Makalah ini akan membahas mengenai HEIA dan membandingkannya dengan Sistem
Pertanian Berkelanjutan yang ideal sehingga dapat diperoleh gambaran apakah HEIA dapat
dikatakan sebagai Sistem Berkelanjutan atau tidak dan apakah keduanya dapat diintegrasikan
atau tidak.
BAB II
HIGH EXTERNAL INPUT AGRICULTURE
Tabel di atas menunjukkan sumberdaya yang ada di lahan dan sumberdaya yang
didatangkan dari luar lahan. Sistem Pertanian HEIA dicirikan dengan lebih banyaknya
sumberdaya yang didatangkan dari luar lahan sehingga daftar yang tercantum dalam kolom
external sekaligus menunjukkan ciri dari HEIA.
Menurut Reijntjnes dkk. (2003), sistem pertanian yang telah dikembangkan beberapa
dekade lalu telah memberikan kontribusi yang besar terhadap peningkatan standar hidup atau
kesejahteraan petani. Akan tetapi pemanfaatan input luar dalam jumlah besar untuk ekosistem
pertanian atau HEIA telah menyebabkan kerusakan lingkungan dan menyebabkan sumber daya
lahan yang terdampak sulit untuk dipulihkan.

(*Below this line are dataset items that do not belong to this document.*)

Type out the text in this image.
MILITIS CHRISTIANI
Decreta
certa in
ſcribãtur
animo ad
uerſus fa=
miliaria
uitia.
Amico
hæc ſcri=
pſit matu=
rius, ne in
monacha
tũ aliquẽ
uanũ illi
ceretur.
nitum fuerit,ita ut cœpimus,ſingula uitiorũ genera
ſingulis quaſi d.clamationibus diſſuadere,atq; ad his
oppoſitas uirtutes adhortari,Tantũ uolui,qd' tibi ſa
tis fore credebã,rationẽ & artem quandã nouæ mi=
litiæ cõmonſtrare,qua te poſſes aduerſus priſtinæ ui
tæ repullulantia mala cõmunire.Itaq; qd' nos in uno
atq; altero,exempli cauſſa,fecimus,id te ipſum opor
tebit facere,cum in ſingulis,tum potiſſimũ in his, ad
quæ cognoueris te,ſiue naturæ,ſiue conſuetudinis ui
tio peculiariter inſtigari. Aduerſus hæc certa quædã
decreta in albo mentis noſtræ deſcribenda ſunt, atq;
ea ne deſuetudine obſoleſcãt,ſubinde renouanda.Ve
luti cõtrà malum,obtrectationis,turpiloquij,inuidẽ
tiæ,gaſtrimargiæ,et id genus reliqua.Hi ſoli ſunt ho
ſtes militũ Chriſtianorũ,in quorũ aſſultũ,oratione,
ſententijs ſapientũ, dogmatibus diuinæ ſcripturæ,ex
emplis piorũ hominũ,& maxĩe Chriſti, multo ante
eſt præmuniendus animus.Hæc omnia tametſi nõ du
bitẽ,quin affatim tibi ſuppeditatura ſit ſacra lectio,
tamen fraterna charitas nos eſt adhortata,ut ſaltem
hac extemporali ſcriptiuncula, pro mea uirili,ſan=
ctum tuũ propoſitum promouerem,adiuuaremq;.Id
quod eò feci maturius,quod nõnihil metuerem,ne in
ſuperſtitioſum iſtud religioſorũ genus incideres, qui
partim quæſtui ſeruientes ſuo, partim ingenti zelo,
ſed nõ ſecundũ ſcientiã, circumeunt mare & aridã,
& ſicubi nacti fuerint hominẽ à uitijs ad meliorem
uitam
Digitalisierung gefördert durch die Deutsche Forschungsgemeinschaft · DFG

Intensifikasi Pertanian yang dilakukan pada masa Orde Baru selama berlangsungnya
revolusi hijau merupakan salah satu contoh bagaimana HEIA diterapkan. Selama revolusi hijau,
input dari luar ditambahkan secara besar-besaran ke dalam sistem pertanian. Lima hal yang
dilakukan selama intensifikasi pertanian di masa Orde Baru adalah penggunaan benih unggul,
pelaksanaan cara budidaya yang lebih baik, pengairan yang intensif, pemupukan dengan pupuk
kimia, serta pengendalian OPT berbasis bahan kimia.
Benih merupakan input yang paling penting dalam pertanian. Selama revolusi hijau,
benih yang digunakan dibatasi hanya pada kultivar unggul yang berdaya hasil tinggi dan
responsif terhadap pemupukan. Hal ini memiliki dampak positif pada kenaikan produksi
hingga skala nasional, bahkan sampai kepada prestasi swasembada. Akan tetapi, kultivar
unggul yang berdaya hasil tinggi yang digunakan saat itu merupakan kultivar yang responsif
terhadap pemupukan. Secara tidak langsung, penggunaan kultivar unggul tersebut akan
memaksa petani untuk menggunakan pupuk dalam jumlah yang lebih tinggi sehingga input
berupa pupuk yang harus ditambahkan. Selain itu, erosi genetik juga terjadi karena plasma
nutfah yang ada secara tidak langsung terhapus akibat penggunaan yang dipaksakan dan secara
terus menerus kultivar unggul tersebut. Penggunaan benih hibrida juga akan mengurangi
kemandirian petani karena petani benih hibrida hanya dapat digunakan untuk satu generasi.
Pelaksanaan teknik budidaya yang baik dilakukan dengan pengolahan tanah serta
manajemen tanaman. Untuk mempermudah pengolahan tanah umumnya dilakukan mekanisasi.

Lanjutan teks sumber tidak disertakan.